For Anonymous

Protectgraf

Nilanjana Roy over at her website:

That girl, the one without the name. The one just like us. The one whose battered body stood for all the anonymous women in this country whose rapes and deaths are a footnote in the left-hand column of the newspaper.

Sometimes, when we talk about the history of women in India, we speak in shorthand. The Mathura rape case. The Vishaka guidelines. The Bhanwari Devi case, the Suryanelli affair, the Soni Sori allegations, the business at Kunan Pushpora. Each of these, the names of women and places, mapping a geography of pain; unspeakable damage inflicted on women’s bodies, on the map of India, where you can, if you want, create a constantly updating map of violence against women.
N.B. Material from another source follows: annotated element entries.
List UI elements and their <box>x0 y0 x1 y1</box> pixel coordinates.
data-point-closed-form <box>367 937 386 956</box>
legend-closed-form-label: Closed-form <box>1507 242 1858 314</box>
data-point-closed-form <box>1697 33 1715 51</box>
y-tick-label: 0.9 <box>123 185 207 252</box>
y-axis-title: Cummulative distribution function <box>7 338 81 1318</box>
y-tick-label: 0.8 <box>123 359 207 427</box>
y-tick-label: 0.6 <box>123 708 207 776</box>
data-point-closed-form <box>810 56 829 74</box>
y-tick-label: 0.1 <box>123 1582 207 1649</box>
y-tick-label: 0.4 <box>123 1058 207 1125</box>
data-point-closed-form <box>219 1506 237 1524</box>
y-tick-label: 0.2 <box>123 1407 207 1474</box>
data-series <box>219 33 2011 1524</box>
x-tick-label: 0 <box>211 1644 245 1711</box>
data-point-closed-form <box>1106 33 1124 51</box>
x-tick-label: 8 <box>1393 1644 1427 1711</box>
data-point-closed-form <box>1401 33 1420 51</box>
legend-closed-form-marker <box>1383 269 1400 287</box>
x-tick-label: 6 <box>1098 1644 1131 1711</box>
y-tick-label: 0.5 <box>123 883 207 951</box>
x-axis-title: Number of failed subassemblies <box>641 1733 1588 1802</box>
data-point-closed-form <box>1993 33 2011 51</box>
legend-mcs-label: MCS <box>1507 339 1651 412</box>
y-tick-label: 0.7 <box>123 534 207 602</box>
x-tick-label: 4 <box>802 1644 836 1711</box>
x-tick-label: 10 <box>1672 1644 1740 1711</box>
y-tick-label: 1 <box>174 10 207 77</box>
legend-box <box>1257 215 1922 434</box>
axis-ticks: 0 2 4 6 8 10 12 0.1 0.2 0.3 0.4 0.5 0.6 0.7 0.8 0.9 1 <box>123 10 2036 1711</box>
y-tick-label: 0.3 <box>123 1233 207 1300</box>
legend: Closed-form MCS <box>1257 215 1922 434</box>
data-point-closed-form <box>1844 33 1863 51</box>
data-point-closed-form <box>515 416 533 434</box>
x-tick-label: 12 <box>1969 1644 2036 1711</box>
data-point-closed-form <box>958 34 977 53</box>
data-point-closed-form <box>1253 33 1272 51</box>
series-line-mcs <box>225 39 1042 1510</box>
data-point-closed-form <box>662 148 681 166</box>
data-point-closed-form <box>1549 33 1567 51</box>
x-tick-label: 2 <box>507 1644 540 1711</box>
For some, amnesia becomes a way of self-defence: there is only so much darkness you can swallow. They turn away from all the places that have become shorthand for violence beyond measure, preferring not to know about Kashmir or the outrages in Chattisgarh, choosing to forget the Bombay New Year assault, trying not to remember the deaths of a Pallavi Purkayastha, a Thangjam Manorama, Surekha and Priyanka Bhotmange, the mass rapes that marked the riots in Gujarat. Even for those who stay in touch, it isn’t possible for your empathy to keep abreast with the scale of male violence against women in India: who can follow all of the one-paragraph, three-line cases? The three-year-old raped before she can speak, the teenager assaulted by an uncle, the 65-year-old raped as closure to a property dispute, the slum householder raped and violently assaulted on her way to the bathroom. After a while, even memory hardens.